WILLIAMS: You know, I like to think of it more in line with what advice do they have for me? The folks coming out of school today are quite different than the traditional users of supercomputers. I’ll give you a side story here. We had some folks come in this summer to help us do an evaluation of the productivity of some of our tools. We wanted to do some experiments and we were describing the environment that we wanted them to run in, and when we suggested they run Fortran codes, they looked at us with total and complete blank stares. So, we changed it and let them work in C++ and they were fine. The times are certainly changing.

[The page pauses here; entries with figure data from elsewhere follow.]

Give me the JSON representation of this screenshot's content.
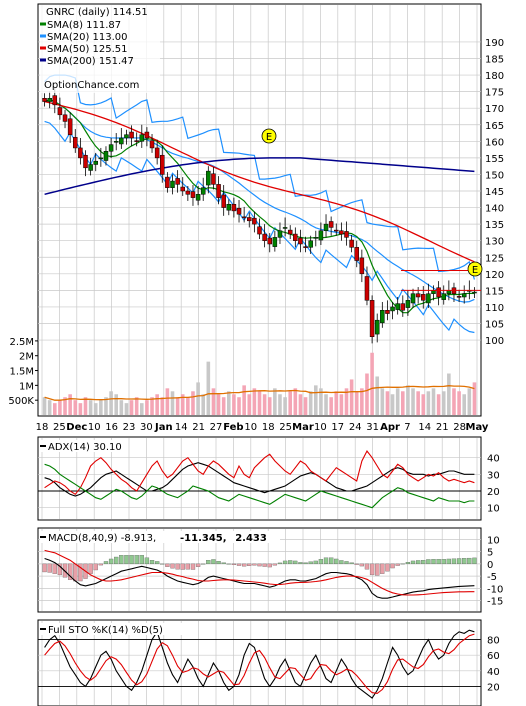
{
  "chart_data": [
    {
      "type": "candlestick",
      "title": "GNRC (daily) 114.51",
      "watermark": "OptionChance.com",
      "legend": [
        {
          "label": "SMA(8) 111.87",
          "color": "#008000"
        },
        {
          "label": "SMA(20) 113.00",
          "color": "#1e90ff"
        },
        {
          "label": "SMA(50) 125.51",
          "color": "#e00000"
        },
        {
          "label": "SMA(200) 151.47",
          "color": "#00008b"
        }
      ],
      "ylim": [
        95,
        195
      ],
      "ytick_labels": [
        "190",
        "185",
        "180",
        "175",
        "170",
        "165",
        "160",
        "155",
        "150",
        "145",
        "140",
        "135",
        "130",
        "125",
        "120",
        "115",
        "110",
        "105",
        "100"
      ],
      "events": [
        {
          "label": "E",
          "x": 75,
          "price": 158
        },
        {
          "label": "E",
          "x": 148,
          "price": 118
        }
      ],
      "price_marks": [
        121,
        115
      ],
      "x_tick_labels": [
        "18",
        "25",
        "Dec",
        "10",
        "16",
        "23",
        "30",
        "Jan",
        "14",
        "21",
        "27",
        "Feb",
        "10",
        "18",
        "25",
        "Mar",
        "10",
        "17",
        "24",
        "31",
        "Apr",
        "7",
        "14",
        "21",
        "28",
        "May"
      ],
      "closes": [
        172,
        173,
        171,
        168,
        166,
        162,
        158,
        155,
        152,
        153,
        154,
        155,
        157,
        159,
        160,
        161,
        162,
        161,
        160,
        162,
        161,
        158,
        155,
        150,
        146,
        148,
        147,
        145,
        144,
        143,
        144,
        146,
        151,
        147,
        143,
        140,
        141,
        139,
        138,
        137,
        136,
        135,
        132,
        130,
        129,
        131,
        133,
        134,
        132,
        130,
        129,
        128,
        130,
        131,
        133,
        135,
        134,
        133,
        132,
        131,
        128,
        124,
        120,
        112,
        101,
        106,
        109,
        108,
        110,
        111,
        109,
        112,
        114,
        113,
        112,
        114,
        115,
        113,
        114,
        115,
        114,
        113,
        114,
        115,
        114.5
      ],
      "volume_ylabels": [
        "2.5M",
        "2M",
        "1.5M",
        "1M",
        "500K"
      ],
      "volume_ylim": [
        0,
        2800000
      ],
      "volume_millions": [
        0.6,
        0.5,
        0.4,
        0.5,
        0.6,
        0.7,
        0.5,
        0.4,
        0.6,
        0.5,
        0.4,
        0.5,
        0.6,
        0.8,
        0.7,
        0.5,
        0.4,
        0.5,
        0.6,
        0.4,
        0.5,
        0.6,
        0.7,
        0.6,
        0.9,
        0.8,
        0.6,
        0.7,
        0.6,
        0.8,
        1.1,
        0.7,
        1.8,
        0.9,
        0.7,
        0.6,
        0.8,
        0.7,
        0.6,
        1.0,
        0.7,
        0.9,
        0.8,
        0.7,
        0.6,
        0.9,
        0.7,
        0.6,
        0.8,
        0.9,
        0.7,
        0.6,
        0.8,
        1.0,
        0.9,
        0.7,
        0.6,
        0.8,
        0.7,
        0.9,
        1.2,
        0.8,
        0.9,
        1.4,
        2.1,
        1.3,
        0.9,
        0.8,
        0.7,
        0.9,
        0.8,
        1.0,
        0.9,
        0.8,
        0.7,
        0.8,
        0.9,
        0.7,
        0.8,
        1.4,
        0.9,
        0.8,
        0.7,
        0.9,
        1.1
      ]
    },
    {
      "type": "line",
      "title": "ADX(14) 30.10",
      "ylim": [
        5,
        50
      ],
      "ytick_labels": [
        "40",
        "30",
        "20",
        "10"
      ],
      "series": [
        {
          "color": "#000000",
          "values": [
            28,
            27,
            25,
            22,
            20,
            18,
            17,
            18,
            20,
            22,
            25,
            28,
            30,
            31,
            32,
            30,
            28,
            26,
            24,
            22,
            20,
            20,
            21,
            22,
            24,
            27,
            30,
            33,
            35,
            36,
            37,
            36,
            35,
            33,
            31,
            29,
            27,
            25,
            24,
            23,
            22,
            21,
            20,
            19,
            20,
            21,
            22,
            23,
            25,
            27,
            29,
            30,
            31,
            30,
            28,
            26,
            24,
            22,
            21,
            20,
            20,
            21,
            22,
            23,
            25,
            27,
            29,
            31,
            33,
            34,
            33,
            31,
            30,
            30,
            30,
            29,
            30,
            30,
            31,
            32,
            32,
            31,
            30,
            30,
            30
          ]
        },
        {
          "color": "#e00000",
          "values": [
            22,
            24,
            26,
            25,
            23,
            20,
            18,
            22,
            28,
            35,
            38,
            40,
            37,
            33,
            30,
            27,
            25,
            22,
            20,
            25,
            30,
            35,
            38,
            32,
            28,
            30,
            34,
            38,
            40,
            36,
            32,
            30,
            35,
            38,
            36,
            33,
            30,
            28,
            35,
            30,
            28,
            34,
            37,
            40,
            42,
            38,
            35,
            32,
            30,
            34,
            38,
            36,
            32,
            30,
            28,
            26,
            30,
            34,
            32,
            30,
            28,
            26,
            38,
            44,
            40,
            35,
            30,
            28,
            32,
            36,
            34,
            30,
            28,
            26,
            28,
            30,
            29,
            31,
            28,
            26,
            27,
            26,
            25,
            26,
            25
          ]
        },
        {
          "color": "#008000",
          "values": [
            36,
            35,
            33,
            30,
            28,
            26,
            24,
            22,
            20,
            18,
            16,
            15,
            17,
            19,
            21,
            20,
            18,
            16,
            15,
            17,
            20,
            23,
            22,
            20,
            18,
            17,
            16,
            18,
            20,
            23,
            22,
            21,
            20,
            18,
            16,
            15,
            14,
            16,
            18,
            17,
            16,
            15,
            14,
            13,
            12,
            14,
            16,
            18,
            17,
            16,
            15,
            14,
            16,
            18,
            20,
            19,
            18,
            17,
            16,
            15,
            14,
            13,
            12,
            11,
            10,
            13,
            16,
            18,
            20,
            22,
            21,
            19,
            18,
            17,
            16,
            15,
            14,
            16,
            15,
            14,
            14,
            14,
            13,
            14,
            14
          ]
        }
      ],
      "hlines": [
        20
      ]
    },
    {
      "type": "bar",
      "title": "MACD(8,40,9) -8.913, -11.345, 2.433",
      "legend": [
        {
          "label": "MACD(8,40,9) -8.913,",
          "color": "#000000"
        },
        {
          "label": "-11.345,",
          "color": "#e00000"
        },
        {
          "label": "2.433",
          "color": "#0000cc"
        }
      ],
      "ylim": [
        -18,
        13
      ],
      "ytick_labels": [
        "10",
        "5",
        "0",
        "-5",
        "-10",
        "-15"
      ],
      "macd": [
        2.2,
        1.5,
        0.5,
        -1,
        -3,
        -5,
        -7,
        -8.5,
        -9,
        -8.5,
        -8,
        -7,
        -6,
        -5,
        -4,
        -3,
        -2.5,
        -2,
        -1.5,
        -1,
        -1.5,
        -2,
        -2.5,
        -3.5,
        -5,
        -6,
        -7,
        -7.5,
        -8,
        -8.5,
        -8,
        -7,
        -5.5,
        -5,
        -5.5,
        -6,
        -6.5,
        -7,
        -7.5,
        -8,
        -8,
        -8,
        -8.5,
        -9,
        -9.5,
        -9,
        -8,
        -7,
        -6.5,
        -6.5,
        -7,
        -7,
        -6.5,
        -6,
        -5,
        -4,
        -3.5,
        -3.5,
        -3.8,
        -4,
        -4.5,
        -5.5,
        -6.5,
        -8.5,
        -12,
        -13.5,
        -14,
        -14,
        -13.5,
        -13,
        -12.5,
        -12,
        -11.5,
        -11.2,
        -11,
        -10.5,
        -10.2,
        -10,
        -9.8,
        -9.6,
        -9.4,
        -9.2,
        -9.1,
        -9,
        -8.9
      ],
      "signal": [
        5.5,
        5,
        4.5,
        3.5,
        2.5,
        1.5,
        0,
        -1.5,
        -3,
        -4.5,
        -5.5,
        -6.5,
        -7,
        -7,
        -6.8,
        -6.5,
        -6,
        -5.5,
        -5,
        -4.5,
        -4,
        -3.5,
        -3.5,
        -3.5,
        -3.8,
        -4.2,
        -4.8,
        -5.2,
        -5.8,
        -6.2,
        -6.8,
        -7,
        -7,
        -6.8,
        -6.6,
        -6.5,
        -6.5,
        -6.6,
        -6.8,
        -7,
        -7.2,
        -7.4,
        -7.6,
        -7.9,
        -8.2,
        -8.4,
        -8.4,
        -8.2,
        -7.9,
        -7.7,
        -7.6,
        -7.5,
        -7.4,
        -7.2,
        -6.9,
        -6.5,
        -6,
        -5.5,
        -5.2,
        -5,
        -5,
        -5.2,
        -5.6,
        -6.3,
        -7.5,
        -8.8,
        -10,
        -11,
        -11.8,
        -12.3,
        -12.6,
        -12.7,
        -12.7,
        -12.6,
        -12.5,
        -12.3,
        -12.1,
        -11.9,
        -11.7,
        -11.6,
        -11.5,
        -11.4,
        -11.4,
        -11.35,
        -11.345
      ],
      "zero_line": 0
    },
    {
      "type": "line",
      "title": "Full STO %K(14) %D(5)",
      "ylim": [
        0,
        100
      ],
      "ytick_labels": [
        "80",
        "60",
        "40",
        "20"
      ],
      "series": [
        {
          "color": "#000000",
          "values": [
            70,
            80,
            85,
            75,
            60,
            45,
            35,
            25,
            20,
            30,
            45,
            60,
            65,
            55,
            40,
            30,
            20,
            15,
            25,
            40,
            60,
            80,
            90,
            70,
            50,
            35,
            25,
            40,
            55,
            45,
            30,
            20,
            35,
            50,
            40,
            25,
            15,
            20,
            35,
            60,
            75,
            70,
            50,
            30,
            20,
            30,
            45,
            55,
            40,
            25,
            20,
            35,
            50,
            60,
            45,
            30,
            25,
            40,
            55,
            45,
            30,
            20,
            15,
            10,
            5,
            15,
            30,
            50,
            70,
            60,
            45,
            35,
            40,
            55,
            70,
            80,
            65,
            55,
            60,
            75,
            85,
            90,
            88,
            92,
            90
          ]
        },
        {
          "color": "#e00000",
          "values": [
            60,
            68,
            75,
            78,
            72,
            62,
            50,
            40,
            32,
            28,
            33,
            43,
            53,
            58,
            55,
            48,
            38,
            28,
            22,
            26,
            36,
            52,
            68,
            76,
            72,
            60,
            46,
            38,
            40,
            44,
            42,
            36,
            32,
            36,
            40,
            38,
            30,
            22,
            23,
            34,
            50,
            63,
            66,
            57,
            44,
            32,
            30,
            37,
            44,
            43,
            35,
            28,
            30,
            40,
            48,
            47,
            40,
            35,
            38,
            42,
            40,
            34,
            26,
            18,
            12,
            11,
            16,
            26,
            42,
            54,
            55,
            50,
            45,
            43,
            48,
            58,
            66,
            68,
            64,
            62,
            67,
            75,
            80,
            85,
            87
          ]
        }
      ],
      "hlines": [
        80,
        20
      ]
    }
  ],
  "x_labels_price": [
    "18",
    "25",
    "Dec",
    "10",
    "16",
    "23",
    "30",
    "Jan",
    "14",
    "21",
    "27",
    "Feb",
    "10",
    "18",
    "25",
    "Mar",
    "10",
    "17",
    "24",
    "31",
    "Apr",
    "7",
    "14",
    "21",
    "28",
    "May"
  ],
  "ui": {
    "colors": {
      "up": "#008000",
      "down": "#cc0000",
      "vol_up": "#c8c8c8",
      "vol_down": "#f4a5b5",
      "grid": "#c8c8c8",
      "frame": "#000000",
      "event": "#ffff00",
      "hist_pos": "#90c890",
      "hist_neg": "#e8a0a8"
    }
  }
}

So what advice do I have for them? I think they have to come in with complete openness and flexibility and not get locked into the models that we’ve had in the past. I’m a realist in the sense that a lot of the codes we have today have been running for years and people tweak them and they change them and they adapt them for the current architecture, but for those who are developing applications from scratch, my advice is be flexible, be open, and be creative, because with the kinds of architectures we have today, creativity can be rewarded. Think outside the box.